Есть нюансы, которые в ДПМ еще не отшлифованы, вопросы по возвратности инвестиций в сетевую инфраструктуру например, но тем не менее в целом они хорошо структурированы. Мы все, и министерства и ведомства, и “Совет рынка”, и рыночное сообщество, на это потратили достаточно много времени. В договорах есть и система поощрений, и система наказаний в виде штрафных санкций. Это хороший опыт. Посмотрим, как все это будет реально реализовано, для всех — и для энергетиков, и для государства — это серьезное испытание.

— Когда случилась авария на Саяно-Шушенской ГЭС, Дерипаска выступил с идеей, что крупные потребители, которые вынуждены в случае таких аварий снижать нагрузку, должны забирать у энергетиков часть платы за мощность. Как вы к этой идее относитесь?

— По сути, он прав, но не в режиме “забрать”. Мы считаем, что нужно формировать систему, в которой потребители, которые могут или обязаны принимать ограничения в случае критической ситуации, должны получать скидку или не оплачивать часть расходов всей системы. Это так называемые потребители с регулируемой нагрузкой. Это дает возможность для системы не держать избыточного резерва.

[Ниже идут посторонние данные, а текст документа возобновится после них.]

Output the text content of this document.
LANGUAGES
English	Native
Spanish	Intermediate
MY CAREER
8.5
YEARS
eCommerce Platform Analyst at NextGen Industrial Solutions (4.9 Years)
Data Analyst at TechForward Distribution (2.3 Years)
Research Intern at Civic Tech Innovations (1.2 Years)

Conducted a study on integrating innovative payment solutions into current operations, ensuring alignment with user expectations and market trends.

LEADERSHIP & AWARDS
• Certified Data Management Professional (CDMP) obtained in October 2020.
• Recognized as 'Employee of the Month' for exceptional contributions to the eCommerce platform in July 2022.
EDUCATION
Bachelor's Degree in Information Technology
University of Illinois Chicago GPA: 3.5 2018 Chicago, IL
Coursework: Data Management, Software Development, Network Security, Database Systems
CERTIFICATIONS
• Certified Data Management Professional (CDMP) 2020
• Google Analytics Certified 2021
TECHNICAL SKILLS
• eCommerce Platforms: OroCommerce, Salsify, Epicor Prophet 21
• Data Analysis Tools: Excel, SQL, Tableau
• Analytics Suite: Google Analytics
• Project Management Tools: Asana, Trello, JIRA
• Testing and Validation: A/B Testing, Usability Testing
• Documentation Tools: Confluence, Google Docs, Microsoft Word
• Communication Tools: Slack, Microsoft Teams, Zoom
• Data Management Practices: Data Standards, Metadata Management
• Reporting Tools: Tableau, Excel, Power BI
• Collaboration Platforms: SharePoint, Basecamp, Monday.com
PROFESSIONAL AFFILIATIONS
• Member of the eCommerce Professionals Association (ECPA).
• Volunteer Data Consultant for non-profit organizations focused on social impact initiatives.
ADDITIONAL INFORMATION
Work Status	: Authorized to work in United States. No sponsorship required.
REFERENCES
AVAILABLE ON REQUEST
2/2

— Какой вы видите отрасль через несколько лет? Как повлияет на рынок курс на консолидацию, о котором объявили многие крупные игроки, в том числе КЭС? Стоит ли бояться олигополии?

— Тенденция к консолидации очевидна. И нужно понимать: чем выше консолидация, тем меньше либерализация и больше аргументов у государства напрямую вмешиваться в систему ценообразования. Потому что когда на рынке присутствует четыре-пять субъектов, которые де-факто контролируют 80-90% всей генерации, нельзя говорить о реальной конкуренции.

Но есть способ подтолкнуть конкуренцию — путем формирования избытка мощности на рынке. Риск быть не отобранным по мощности и что тебе не заплатят — это самый большой риск, но его сегодня нет, ведь спрос на мощность формируется с избытком. Никто не может принять на себя риск остаться без мощности — мало ли что произойдет. И вся эта цепочка ответственности формирует избыточный спрос. Формируя избыточный спрос на мощность, мы делаем работу всей системы неэффективной — в результате генераторы вынуждены содержать очень дорогую в обслуживании неэффективную мощность, а потребители вынуждены ее оплачивать.

— Почему так происходит?

— Потому что методики определения долгосрочного спроса на мощность фактически нет. Но что хорошо с рынком — он вскрыл многие вопросы: сколько мощности нам надо, какую оплачивать — какую нет, как ее отбирать и т. д. Вопросы поставлены правильные — ответы на них, к сожалению, не найдены.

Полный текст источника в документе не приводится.